The afternoon begins with a covenant workshop — 1:00 p.m. at Casper College.
Society as we know it was not designed for transgender people, Hinkle said. Many ordinary parts of life exclude them, hurt them or erase them. The workshop aims to help the public understand these everyday barriers to equality and to review some ways to support trans people.
Honoring their pronouns, for example, is an easy way to show respect, Hinkle said.
“We all ask people to call us by our names, and we all assume that people are going to use the correct pronouns,” they said.
The workshop will be followed by a panel on gender-affirming care at 3 p.m.
Gender-affirming care is all health care that takes into account and supports the sex of the patient.
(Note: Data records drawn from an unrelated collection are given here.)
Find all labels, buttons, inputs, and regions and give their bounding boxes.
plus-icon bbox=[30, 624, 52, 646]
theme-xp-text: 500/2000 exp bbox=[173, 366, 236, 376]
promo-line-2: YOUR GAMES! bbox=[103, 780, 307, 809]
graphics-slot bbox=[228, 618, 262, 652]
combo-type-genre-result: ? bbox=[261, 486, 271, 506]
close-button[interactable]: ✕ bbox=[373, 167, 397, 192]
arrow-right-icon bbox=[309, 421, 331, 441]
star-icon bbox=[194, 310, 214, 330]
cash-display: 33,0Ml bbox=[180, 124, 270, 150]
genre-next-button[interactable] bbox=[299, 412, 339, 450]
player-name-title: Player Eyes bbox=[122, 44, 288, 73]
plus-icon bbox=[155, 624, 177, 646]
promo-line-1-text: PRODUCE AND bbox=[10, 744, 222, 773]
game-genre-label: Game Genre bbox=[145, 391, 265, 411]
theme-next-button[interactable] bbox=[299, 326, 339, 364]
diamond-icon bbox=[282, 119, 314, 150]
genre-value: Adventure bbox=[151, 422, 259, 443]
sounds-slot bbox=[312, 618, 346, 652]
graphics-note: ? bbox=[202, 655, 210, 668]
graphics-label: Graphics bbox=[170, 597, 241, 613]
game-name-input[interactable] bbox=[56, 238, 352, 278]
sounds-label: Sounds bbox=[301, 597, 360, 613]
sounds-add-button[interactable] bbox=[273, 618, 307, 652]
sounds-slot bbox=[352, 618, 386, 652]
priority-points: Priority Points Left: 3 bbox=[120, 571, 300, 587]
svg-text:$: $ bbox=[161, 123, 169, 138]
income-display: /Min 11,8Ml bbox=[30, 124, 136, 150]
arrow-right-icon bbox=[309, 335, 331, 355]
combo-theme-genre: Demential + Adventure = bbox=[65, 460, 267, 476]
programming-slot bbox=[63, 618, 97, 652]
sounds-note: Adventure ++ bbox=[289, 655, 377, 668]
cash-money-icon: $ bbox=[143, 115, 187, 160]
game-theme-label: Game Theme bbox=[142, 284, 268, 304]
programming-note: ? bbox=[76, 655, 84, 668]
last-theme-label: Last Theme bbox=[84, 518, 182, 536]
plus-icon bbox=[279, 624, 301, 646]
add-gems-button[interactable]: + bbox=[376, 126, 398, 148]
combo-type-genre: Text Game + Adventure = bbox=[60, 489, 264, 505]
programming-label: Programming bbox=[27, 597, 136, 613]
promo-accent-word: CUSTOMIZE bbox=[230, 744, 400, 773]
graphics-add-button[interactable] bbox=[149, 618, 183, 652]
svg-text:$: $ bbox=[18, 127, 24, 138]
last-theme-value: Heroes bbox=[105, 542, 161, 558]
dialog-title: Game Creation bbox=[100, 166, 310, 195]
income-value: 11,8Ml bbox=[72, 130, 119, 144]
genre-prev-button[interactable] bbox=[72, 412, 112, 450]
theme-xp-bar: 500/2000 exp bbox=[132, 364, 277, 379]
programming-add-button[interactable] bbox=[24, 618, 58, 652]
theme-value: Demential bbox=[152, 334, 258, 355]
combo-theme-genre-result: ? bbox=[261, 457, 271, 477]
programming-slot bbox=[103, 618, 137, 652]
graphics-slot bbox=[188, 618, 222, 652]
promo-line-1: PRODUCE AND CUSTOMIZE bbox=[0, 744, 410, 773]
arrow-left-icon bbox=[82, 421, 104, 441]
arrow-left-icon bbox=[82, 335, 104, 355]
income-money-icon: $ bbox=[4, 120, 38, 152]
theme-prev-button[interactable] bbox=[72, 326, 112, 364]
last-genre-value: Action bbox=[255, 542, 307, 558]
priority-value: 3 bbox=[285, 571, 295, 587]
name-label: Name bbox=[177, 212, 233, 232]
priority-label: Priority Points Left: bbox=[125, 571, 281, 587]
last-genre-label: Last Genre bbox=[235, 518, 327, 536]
This can range from hormone treatment and surgery to redesigning patient intake forms to make them more inclusive.
“Gender-affirming care is when everyone gets to choose what happens to their body,” Hinkle said.
Many major medical associations recognize a link between gender-affirming care and improved mental health. But most healthcare workers aren’t trained to provide it, especially in small, rural states like Wyoming.
The discussion offers a starting point for medical providers looking to improve their transgender patients, Hinkle said.
Panel guests have yet to be finalized, but will include a mix of medical professionals and trans voices.
After the workshops, guests are invited to attend a party at 6:30 p.m. at Occasions by Cory.
There will be talks from Hinkle and other members of Casper’s transgender community, as well as a networking event.